With the help of Artificial Intelligence (AI), researchers have developed a neural network approach that can accurately identify congestive heart failure with 100 per cent accuracy through analysis of just one raw electrocardiogram (ECG) heartbeat.
Congestive heart failure (CHF) is a chronic progressive condition that affects the pumping power of the heart muscles. Associated with high prevalence, significant mortality rates and sustained healthcare costs, clinical practitioners and health systems urgently require efficient detection processes.
The researchers have worked to tackle these important concerns by using Convolutional Neural Networks (CNN) - hierarchical neural networks highly effective in recognising patterns and structures in data.

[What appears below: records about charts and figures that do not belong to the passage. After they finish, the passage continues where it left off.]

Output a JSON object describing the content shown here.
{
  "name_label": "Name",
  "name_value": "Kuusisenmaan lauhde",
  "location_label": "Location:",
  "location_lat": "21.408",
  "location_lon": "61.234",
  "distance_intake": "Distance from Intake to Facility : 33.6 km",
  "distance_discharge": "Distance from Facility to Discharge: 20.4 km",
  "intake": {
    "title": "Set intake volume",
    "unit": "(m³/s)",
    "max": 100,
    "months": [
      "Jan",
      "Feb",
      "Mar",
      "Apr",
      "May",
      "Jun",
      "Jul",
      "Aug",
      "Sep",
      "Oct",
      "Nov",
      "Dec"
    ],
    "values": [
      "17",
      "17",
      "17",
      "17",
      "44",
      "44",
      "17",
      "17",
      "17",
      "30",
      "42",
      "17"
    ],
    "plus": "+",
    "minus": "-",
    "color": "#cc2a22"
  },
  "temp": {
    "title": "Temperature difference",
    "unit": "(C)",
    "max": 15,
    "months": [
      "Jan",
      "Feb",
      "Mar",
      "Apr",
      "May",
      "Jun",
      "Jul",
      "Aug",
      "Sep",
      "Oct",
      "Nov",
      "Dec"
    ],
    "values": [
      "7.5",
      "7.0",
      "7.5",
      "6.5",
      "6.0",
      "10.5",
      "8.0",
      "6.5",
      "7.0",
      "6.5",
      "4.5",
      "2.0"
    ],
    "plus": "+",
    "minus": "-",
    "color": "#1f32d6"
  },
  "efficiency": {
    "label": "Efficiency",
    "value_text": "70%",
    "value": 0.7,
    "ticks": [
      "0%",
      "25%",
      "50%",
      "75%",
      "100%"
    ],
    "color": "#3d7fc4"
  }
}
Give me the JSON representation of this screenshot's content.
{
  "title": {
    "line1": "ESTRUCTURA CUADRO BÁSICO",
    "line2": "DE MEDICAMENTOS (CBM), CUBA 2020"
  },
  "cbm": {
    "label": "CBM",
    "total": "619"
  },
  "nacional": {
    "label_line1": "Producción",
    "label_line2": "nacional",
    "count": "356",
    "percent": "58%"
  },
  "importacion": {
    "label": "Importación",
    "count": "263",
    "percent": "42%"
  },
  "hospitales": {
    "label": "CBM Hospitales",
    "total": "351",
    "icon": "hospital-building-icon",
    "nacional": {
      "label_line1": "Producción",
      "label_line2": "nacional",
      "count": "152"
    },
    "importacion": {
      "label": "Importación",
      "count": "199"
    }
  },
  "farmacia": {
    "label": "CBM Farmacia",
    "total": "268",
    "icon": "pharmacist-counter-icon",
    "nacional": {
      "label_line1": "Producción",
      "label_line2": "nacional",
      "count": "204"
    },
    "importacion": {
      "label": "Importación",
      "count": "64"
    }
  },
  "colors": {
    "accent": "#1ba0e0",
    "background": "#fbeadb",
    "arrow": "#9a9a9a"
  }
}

"We trained and tested the CNN model on large publicly available ECG datasets featuring subjects with CHF as well as healthy, non-arrhythmic hearts. Our model delivered 100 per cent accuracy: by checking just one heartbeat we are able detect whether or not a person has heart failure," said study researcher Sebastiano Massaro, Associate Professor at the University of Surrey in the UK.
"Our model is also one of the first known to be able to identify the ECG' s morphological features specifically associated to the severity of the condition," Massaro said.
Published in Biomedical Signal Processing and Control Journal, the research drastically improves existing CHF detection methods typically focused on heart rate variability that, whilst effective, are time-consuming and prone to errors.
Conversely, their new model uses a combination of advanced signal processing and machine learning tools on raw ECG signals, delivering 100 per cent accuracy.
"With approximately 26 million people worldwide affected by a form of heart failure, our research presents a major advancement on the current methodology," said study researcher Leandro Pecchia from the University of Warwick.